Saturday, December 29, 2007

Live from Mapaki! December 29, 2007

Communications. Usually the town crier comes around at 5:30am with a verbal message to pass on to the people of Mapaki. Two days ago I woke up at 5:30am to the sound of feet hurrying past the house blowing two short whistle calls (a message of some kind to the people of Mapaki). I also woke thinking about the fact that for the past four months I’ve had virtually no news about the world outside of my village, and thinking of all the people I haven't been able to contact about various projects we're working on. Without a doubt, difficulties with communications is the main stumbling block I've faced here.
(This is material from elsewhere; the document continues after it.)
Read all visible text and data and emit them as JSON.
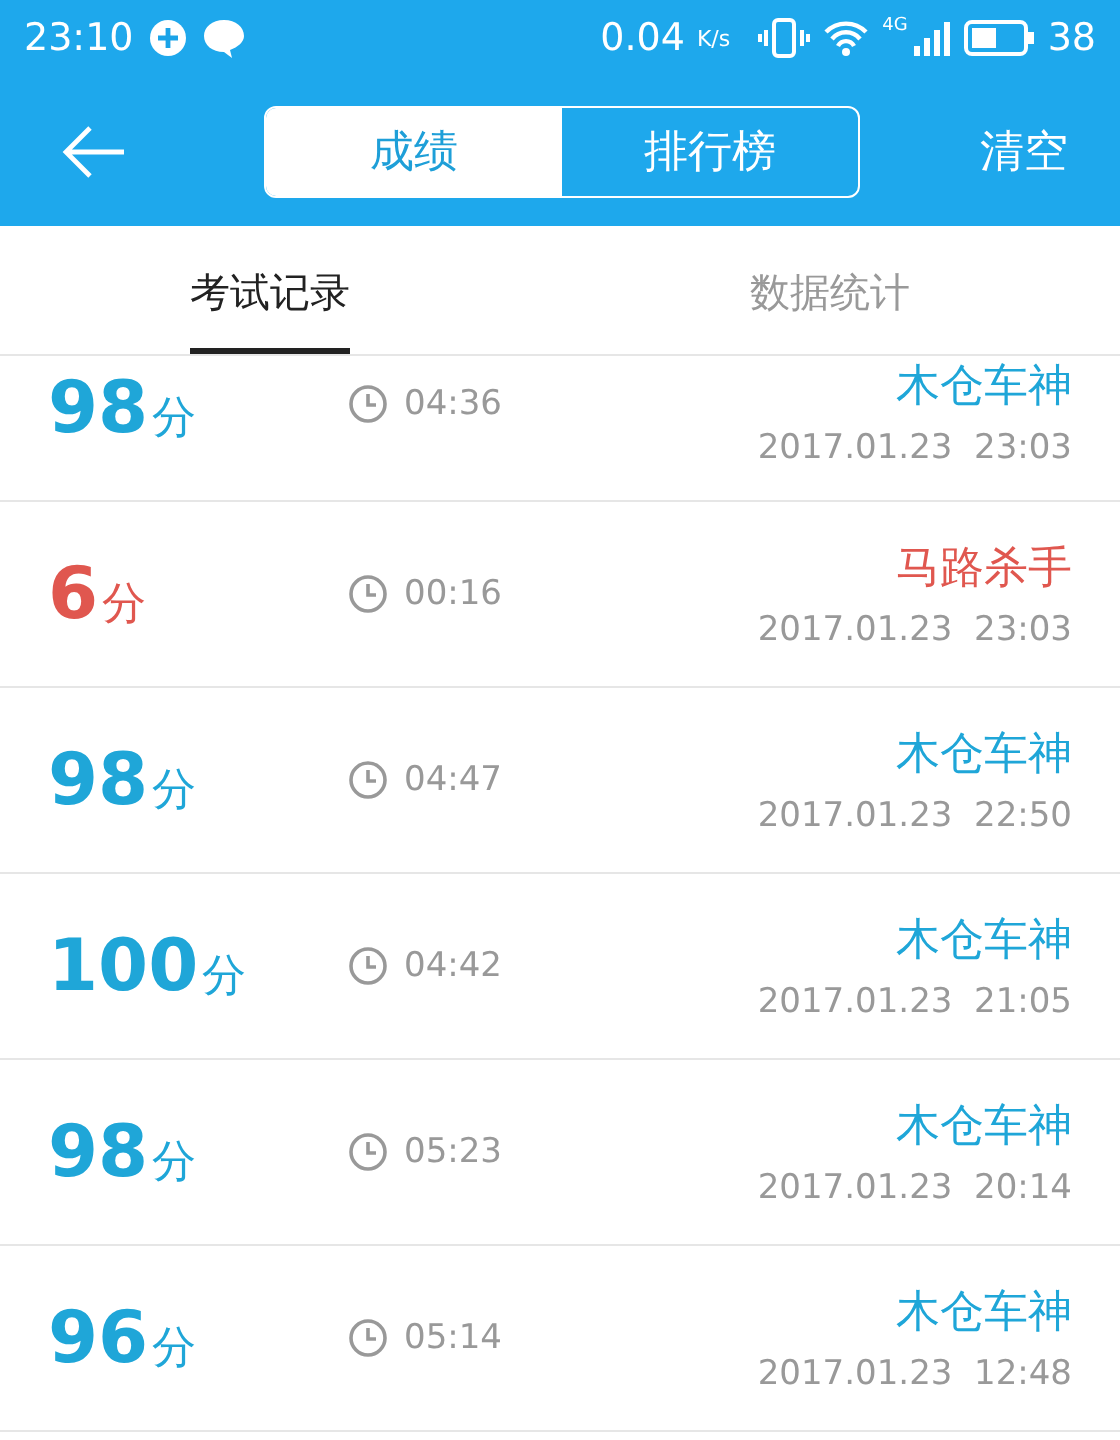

But what a world of difference the past 24 hours have made! In the past 24 hours I have seen and spoken with most of my family members in four communities/ three countries across an ocean and introduced them to friends in Mapaki (everyone wants to see and meet my mom). My brother and nephew took my Mapaki friends on a web-cam tour of their snow-filled backyard and street in Halifax. I’ve made email arrangements with a friend in Canada to meet in Mapaki or Kabala this week (phone coverage here is virtually nonexistent). I forwarded email messages from a friend in Mapaki to his brother far away and helped another friend to set up his American brother with Skype. The chief has been able to see the exact location of the main villages in the chiefdom and to navigate to Freetown and my house in Canada through Google Earth. Also to have an hour long conversation with Thomas in Canada. After the farmers in Maso gave me the radishes they grew from NS seeds, telling me they had no idea what to do with them, I was able to pull up and share on-line radish and radish leaf recipes. I’ve been able to finally post photos on my blog and I’ve been listening to radio world news non-stop. All of this is thanks to the solar powered satellite internet (both donations to cdpeace/PSI) that arrived and was installed yesterday.
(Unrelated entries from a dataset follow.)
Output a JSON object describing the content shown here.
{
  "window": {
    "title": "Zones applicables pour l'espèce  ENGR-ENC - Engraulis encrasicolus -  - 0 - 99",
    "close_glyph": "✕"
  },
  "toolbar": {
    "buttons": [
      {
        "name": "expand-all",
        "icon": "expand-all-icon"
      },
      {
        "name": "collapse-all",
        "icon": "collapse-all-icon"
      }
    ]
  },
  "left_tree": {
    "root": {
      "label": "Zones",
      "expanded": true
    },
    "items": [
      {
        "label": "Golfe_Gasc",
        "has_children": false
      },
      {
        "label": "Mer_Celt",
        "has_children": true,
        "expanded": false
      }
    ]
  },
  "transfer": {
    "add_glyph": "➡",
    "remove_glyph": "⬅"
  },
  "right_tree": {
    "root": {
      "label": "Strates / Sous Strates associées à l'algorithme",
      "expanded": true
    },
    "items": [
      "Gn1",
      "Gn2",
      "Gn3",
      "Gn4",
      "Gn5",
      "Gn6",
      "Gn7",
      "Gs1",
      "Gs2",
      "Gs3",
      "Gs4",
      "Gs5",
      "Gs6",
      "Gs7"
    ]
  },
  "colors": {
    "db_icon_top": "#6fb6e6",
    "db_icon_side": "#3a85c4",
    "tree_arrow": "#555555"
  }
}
While this may not seem like such a big deal for people in Canada who have public access internet, radio, newspapers, TV, magazines, books, schools, a working postal service, etc., for here it is. Mapaki is the only village in Sierra Leone with internet, and the installers tell me it’s likely to be one of the fastest systems. We are transitioning from a community with a 90% illiteracy rate to a community that is connected to the world and there has been a steady stream of Very Important People from Makeni and the District Council stopping by to witness and wonder about this.
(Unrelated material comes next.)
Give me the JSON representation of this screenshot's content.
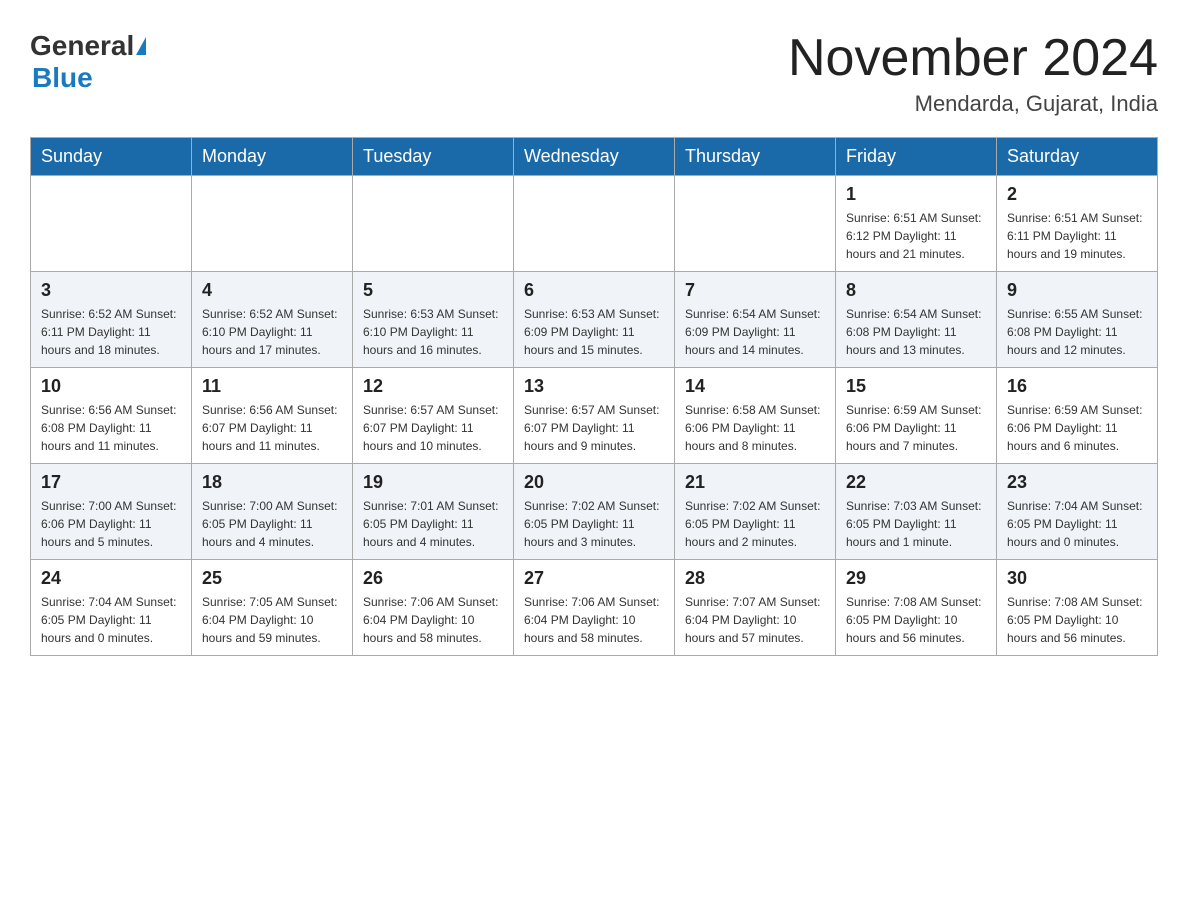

I am working out the bugs in the system (getting two laptops on-line, conserving our limited power, scheduling access and training, etc.) and am pleased that the need to recharge the batteries allows me to make a couple of forays to the garden to sit, water, wonder, and recharge my own batteries. I have a long list of “to dos” now that we’re connected and will need to be sure that I don’t become welded to the machine (have already decided to sleep in the “office” to be able to work in the wee hours if I wake). Tomorrow morning I’ve arranged to meet the Maso people at their community garden to help with the radish harvest (and encourage them to try this new vegetable) and hope this will give the batteries a chance to recharge a little. I hope we'll be able to take the radishes, along with downloaded recipes, to Makeni to give to potential customers there. Then, ideally, if Makeni people had access to a computer, we could communicate harvest and purchase needs to tailor the garden harvest directly to the needs of the buyers. Something to work on....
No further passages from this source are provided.